All About Theta in Options

Curated By
Santosh Pasi
Options Trader and Trainer, SEBI registered Research Analyst

Skill Sheet: What You Will Learn Here

  • What is meant by the theta of an option?
  • The behaviour of theta and moneyness
  • The behaviour of theta and time to expiry
  • Importance of theta for traders

Theta is the decline in the time value of an option. The value of an option consists of two parts — intrinsic value and extrinsic value. The intrinsic value is the difference between the option strike price and the current underlying value, while the extrinsic value is the difference between the option premium and the intrinsic value of the option. Extrinsic value is anything other than intrinsic value.

The extrinsic value consists of time value, volatility, interest rate and dividends, which are external variables that affect the option value. Theta represents the time value of an option that decays as the option approaches expiration. It is important to understand time value and time decay. Theta or time decay is represented in currency terms. For example, a theta value of -16 would mean the theta decay would be Rs 16 per day. Theta value is negative for an option buyer and positive for an option seller. Therefore, an option selling trade is known as a positive theta trade, and an option buying trade is known as a negative theta trade.

Time value, expiration & time decay

Chart of Time value, expiration & time decay Time value is the willingness of the option buyer to pay over and above the intrinsic value. An option contract, in the beginning, has more time value with more time to expire. This is because the larger the time for expiration, the greater the probability for the option to expire in-the-money. Consequently, the larger the time value of the option. With more time in hand for expiry, the likelihood of the price movement increases. As the time to expiration contracts, the time value decreases. This is known as time decay or theta decay of an option. The most important thing to observe in theta or time decay is that it is not linear.

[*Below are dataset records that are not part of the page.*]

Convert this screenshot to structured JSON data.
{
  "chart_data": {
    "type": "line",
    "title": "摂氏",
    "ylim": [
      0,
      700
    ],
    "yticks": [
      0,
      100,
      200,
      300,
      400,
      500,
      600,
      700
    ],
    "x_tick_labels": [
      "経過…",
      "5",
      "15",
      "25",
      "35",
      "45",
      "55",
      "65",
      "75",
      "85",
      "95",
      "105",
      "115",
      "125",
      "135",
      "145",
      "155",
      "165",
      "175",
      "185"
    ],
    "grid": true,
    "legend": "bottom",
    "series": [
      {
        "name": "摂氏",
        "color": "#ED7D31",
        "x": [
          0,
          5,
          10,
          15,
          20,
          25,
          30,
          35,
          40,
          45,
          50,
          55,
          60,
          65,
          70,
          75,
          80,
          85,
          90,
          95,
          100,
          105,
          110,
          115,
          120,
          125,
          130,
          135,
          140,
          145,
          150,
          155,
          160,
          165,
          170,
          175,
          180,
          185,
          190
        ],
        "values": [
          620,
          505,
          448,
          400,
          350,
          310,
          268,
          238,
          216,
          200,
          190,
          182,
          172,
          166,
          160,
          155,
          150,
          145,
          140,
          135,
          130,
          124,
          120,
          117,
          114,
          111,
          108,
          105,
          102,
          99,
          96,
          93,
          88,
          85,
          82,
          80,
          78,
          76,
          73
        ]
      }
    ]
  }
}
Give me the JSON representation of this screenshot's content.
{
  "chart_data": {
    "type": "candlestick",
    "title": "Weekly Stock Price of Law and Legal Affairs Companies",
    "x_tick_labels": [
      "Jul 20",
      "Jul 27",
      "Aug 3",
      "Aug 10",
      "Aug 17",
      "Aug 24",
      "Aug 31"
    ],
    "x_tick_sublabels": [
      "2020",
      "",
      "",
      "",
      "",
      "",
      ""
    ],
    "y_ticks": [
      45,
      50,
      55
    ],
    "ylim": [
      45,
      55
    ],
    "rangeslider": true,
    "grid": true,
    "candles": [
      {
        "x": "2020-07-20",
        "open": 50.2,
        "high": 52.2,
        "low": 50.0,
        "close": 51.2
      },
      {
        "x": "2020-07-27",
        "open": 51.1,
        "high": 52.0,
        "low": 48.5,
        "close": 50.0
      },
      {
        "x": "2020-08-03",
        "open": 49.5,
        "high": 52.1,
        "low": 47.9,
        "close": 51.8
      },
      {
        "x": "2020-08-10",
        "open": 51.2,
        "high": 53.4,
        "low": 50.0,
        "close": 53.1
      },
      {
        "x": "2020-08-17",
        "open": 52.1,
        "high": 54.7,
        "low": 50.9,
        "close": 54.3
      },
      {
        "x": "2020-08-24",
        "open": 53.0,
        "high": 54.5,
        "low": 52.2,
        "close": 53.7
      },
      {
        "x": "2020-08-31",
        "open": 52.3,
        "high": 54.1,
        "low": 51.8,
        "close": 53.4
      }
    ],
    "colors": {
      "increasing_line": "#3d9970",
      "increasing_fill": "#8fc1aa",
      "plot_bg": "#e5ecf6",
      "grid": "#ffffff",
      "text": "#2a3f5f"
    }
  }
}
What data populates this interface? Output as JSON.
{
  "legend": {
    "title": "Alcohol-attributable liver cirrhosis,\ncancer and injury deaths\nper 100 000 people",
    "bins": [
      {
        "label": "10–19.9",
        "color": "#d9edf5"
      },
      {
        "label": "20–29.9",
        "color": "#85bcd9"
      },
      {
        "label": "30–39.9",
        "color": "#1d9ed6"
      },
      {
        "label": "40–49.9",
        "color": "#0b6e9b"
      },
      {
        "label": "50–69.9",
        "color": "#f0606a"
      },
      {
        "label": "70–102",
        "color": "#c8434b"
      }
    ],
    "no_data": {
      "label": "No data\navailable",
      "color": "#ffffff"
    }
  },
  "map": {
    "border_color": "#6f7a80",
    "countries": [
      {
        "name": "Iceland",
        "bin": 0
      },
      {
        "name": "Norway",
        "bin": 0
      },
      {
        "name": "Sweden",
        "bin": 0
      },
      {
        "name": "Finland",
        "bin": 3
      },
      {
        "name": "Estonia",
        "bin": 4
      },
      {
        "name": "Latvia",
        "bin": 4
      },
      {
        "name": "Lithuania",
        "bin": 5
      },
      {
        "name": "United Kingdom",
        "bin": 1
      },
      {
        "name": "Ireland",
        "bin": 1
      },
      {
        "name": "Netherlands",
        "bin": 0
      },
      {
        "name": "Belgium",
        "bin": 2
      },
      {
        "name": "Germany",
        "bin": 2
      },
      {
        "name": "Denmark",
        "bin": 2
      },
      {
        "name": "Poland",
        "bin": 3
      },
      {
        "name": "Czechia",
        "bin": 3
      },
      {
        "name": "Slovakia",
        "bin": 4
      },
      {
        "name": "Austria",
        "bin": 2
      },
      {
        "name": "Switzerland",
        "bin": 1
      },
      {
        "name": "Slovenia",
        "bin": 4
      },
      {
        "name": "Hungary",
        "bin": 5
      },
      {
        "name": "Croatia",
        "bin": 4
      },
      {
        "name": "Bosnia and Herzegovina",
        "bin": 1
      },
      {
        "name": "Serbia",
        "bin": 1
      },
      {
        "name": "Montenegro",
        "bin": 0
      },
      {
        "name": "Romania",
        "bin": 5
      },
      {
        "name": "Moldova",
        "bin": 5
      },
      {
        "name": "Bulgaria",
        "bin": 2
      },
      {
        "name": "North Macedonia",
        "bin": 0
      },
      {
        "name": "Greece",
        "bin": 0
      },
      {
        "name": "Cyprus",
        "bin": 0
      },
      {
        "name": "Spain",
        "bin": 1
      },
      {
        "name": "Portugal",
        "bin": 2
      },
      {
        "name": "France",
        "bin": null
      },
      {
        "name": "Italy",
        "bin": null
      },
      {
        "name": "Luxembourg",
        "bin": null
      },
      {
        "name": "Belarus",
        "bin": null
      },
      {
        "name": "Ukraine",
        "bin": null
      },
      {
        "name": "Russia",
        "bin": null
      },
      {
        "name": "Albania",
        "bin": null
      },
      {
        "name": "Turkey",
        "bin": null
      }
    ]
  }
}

Theta decay accelerates as the time to expiration nears expiration except for deep out-of-the-money options. Time decay will be relatively less for a contract that has 60 days of expiration, but it will start decaying faster as it reaches 30 days of expiration, and it will decay rapidly thereafter until expiration. One can imagine time decay to be like rolling downhill on a bicycle, where the initial speed is much less when the bi-cycle begins rolling down. It gathers speed as it rolls down and hits maximum speed as it reaches the foothill.

Theta and moneyness

The theta value is at its peak when the option is at-the-money. As the options move in-the-money or out-of-the money, very little time value is added, and therefore, theta value is lower. A deep-in-the-money option mostly consists of intrinsic value, and therefore, there is little theta to burn and the rate of theta decay will be less. On the other hand, a deep out-of-the-money option has only extrinsic value, and therefore, it will decay faster during the initial days. However, as expiry approaches, there is little extrinsic value, and therefore, the decay slows down. 

Importance of theta

Theta decay is an important factor as it affects the option buyer and seller differently. While theta is a friend to an option seller because as expiration approaches, the option value decreases and one can pocket the difference, for an option buyer theta is an enemy because if the underlying goes against the buyer of the option, theta decay would add to his losses. Moreover, if the underlying stays at-the-money or near-the-money with approaching expiry, the theta decay will quicken. For a directional option trader, the theta decay is offset by the directional movement and the ideal situation will be to make more than what you lose. This means a directional trader should gain more intrinsic value than what he has lost in theta decay. For small underlying moves, It is better to trade options having low theta so that the profits are not eroded from these small moves by the theta lost.

Non-directional trading strategies where you sell a straddle or strangle or any other non-directional strategies use time decay to profit. These strategies would require the right amount of theta value for a profitable trade. However, if the position goes against the original strategy the options available would be to either gain more theta or close the trade. But this comes with its own set of problems.

Things to remember

  • Theta is the decline in the time value of an option. The value of an option consists of two parts — intrinsic value and extrinsic value.
  • The theta value is at its peak when the option is at-the-money.
  • While theta is a friend to an option seller because as expiration approaches the option value decreases and one can pocket the difference, for an option buyer theta is an enemy because if the underlying goes against the buyer of the option, theta decay would add to his losses.